Interpublic’s Deutsch New York is laying off 41 people, about 20% if its staff in one of what’s likely to be many such moves across ad holding companies. IPG is blaming the cutbacks on the loss of the PNC Bank business to Havas but the cuts impact many departments. Deutsch also has an office in LA.
There’s a chill wind blowing at IPG, now run by former CFO Philippe Krakowsky. IPG’s Initiatve is losing its Amazon media account which, one imagines, employs hundreds of people.
Media agencies still employ thousands, strange when you think of the supposed impact of automation and programmatic. Creative agencies, those owned by the big ad holding companies anyway, are well and truly in the firing line.

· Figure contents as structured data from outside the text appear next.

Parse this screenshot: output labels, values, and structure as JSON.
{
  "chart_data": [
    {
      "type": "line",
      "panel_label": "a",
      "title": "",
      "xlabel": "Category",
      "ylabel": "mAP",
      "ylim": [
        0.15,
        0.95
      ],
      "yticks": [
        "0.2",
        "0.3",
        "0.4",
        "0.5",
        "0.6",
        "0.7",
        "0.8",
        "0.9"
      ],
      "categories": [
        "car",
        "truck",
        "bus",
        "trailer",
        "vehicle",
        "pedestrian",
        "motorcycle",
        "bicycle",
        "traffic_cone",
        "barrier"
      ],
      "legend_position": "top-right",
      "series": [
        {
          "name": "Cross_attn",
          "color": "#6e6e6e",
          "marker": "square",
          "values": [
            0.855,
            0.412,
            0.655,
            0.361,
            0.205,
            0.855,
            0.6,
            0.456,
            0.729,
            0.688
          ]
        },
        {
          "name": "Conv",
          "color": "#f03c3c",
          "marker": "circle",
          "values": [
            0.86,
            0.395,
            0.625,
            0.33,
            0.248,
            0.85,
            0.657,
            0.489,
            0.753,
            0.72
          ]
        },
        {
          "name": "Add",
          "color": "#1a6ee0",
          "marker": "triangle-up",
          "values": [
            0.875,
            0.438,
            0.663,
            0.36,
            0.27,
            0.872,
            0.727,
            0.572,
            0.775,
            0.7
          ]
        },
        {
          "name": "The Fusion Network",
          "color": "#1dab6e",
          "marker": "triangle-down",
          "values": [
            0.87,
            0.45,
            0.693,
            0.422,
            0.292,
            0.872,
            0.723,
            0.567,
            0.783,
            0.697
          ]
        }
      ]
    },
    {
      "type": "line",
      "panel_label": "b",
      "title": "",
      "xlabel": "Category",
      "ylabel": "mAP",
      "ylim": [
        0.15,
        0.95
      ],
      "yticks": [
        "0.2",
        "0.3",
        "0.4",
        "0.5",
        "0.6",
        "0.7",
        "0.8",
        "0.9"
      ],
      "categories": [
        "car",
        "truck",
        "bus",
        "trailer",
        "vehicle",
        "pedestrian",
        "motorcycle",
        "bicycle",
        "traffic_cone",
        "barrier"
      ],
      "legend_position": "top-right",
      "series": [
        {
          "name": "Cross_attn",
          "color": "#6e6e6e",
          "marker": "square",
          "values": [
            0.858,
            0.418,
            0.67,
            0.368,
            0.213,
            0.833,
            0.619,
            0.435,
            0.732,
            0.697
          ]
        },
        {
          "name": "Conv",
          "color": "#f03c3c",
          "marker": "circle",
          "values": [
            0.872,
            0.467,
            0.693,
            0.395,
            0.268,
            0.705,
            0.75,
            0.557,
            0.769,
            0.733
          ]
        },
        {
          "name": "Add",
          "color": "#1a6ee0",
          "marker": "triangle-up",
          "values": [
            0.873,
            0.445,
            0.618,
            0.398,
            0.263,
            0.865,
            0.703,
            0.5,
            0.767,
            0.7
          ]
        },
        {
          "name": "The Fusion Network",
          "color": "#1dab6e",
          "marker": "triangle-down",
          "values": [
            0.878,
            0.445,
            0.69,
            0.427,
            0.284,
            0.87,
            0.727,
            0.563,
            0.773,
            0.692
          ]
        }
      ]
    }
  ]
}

The likes of WPP, Omnicom and Publicis aren’t making the money from them they’d like to despite a series of internal cutbacks and mergers. More will be revealed when they report third quarter earning shortly.
WPP still has Ogilvy (relatively untouched so far by internal restructuring) alongside merged Wunderman Thompson and VMLY&R with Grey officially merged into AKQA Group although it still seems to be operating more or less as was. Does it need all of them? Would Ogilvy on its own do? Or might they sell it as investors demand a return in a low growth environment with profits under pressure?
The reason for having lots of agency brands, of course, was conflicting accounts. But if such accounts are no longer delivering the money then that strategy hardly works.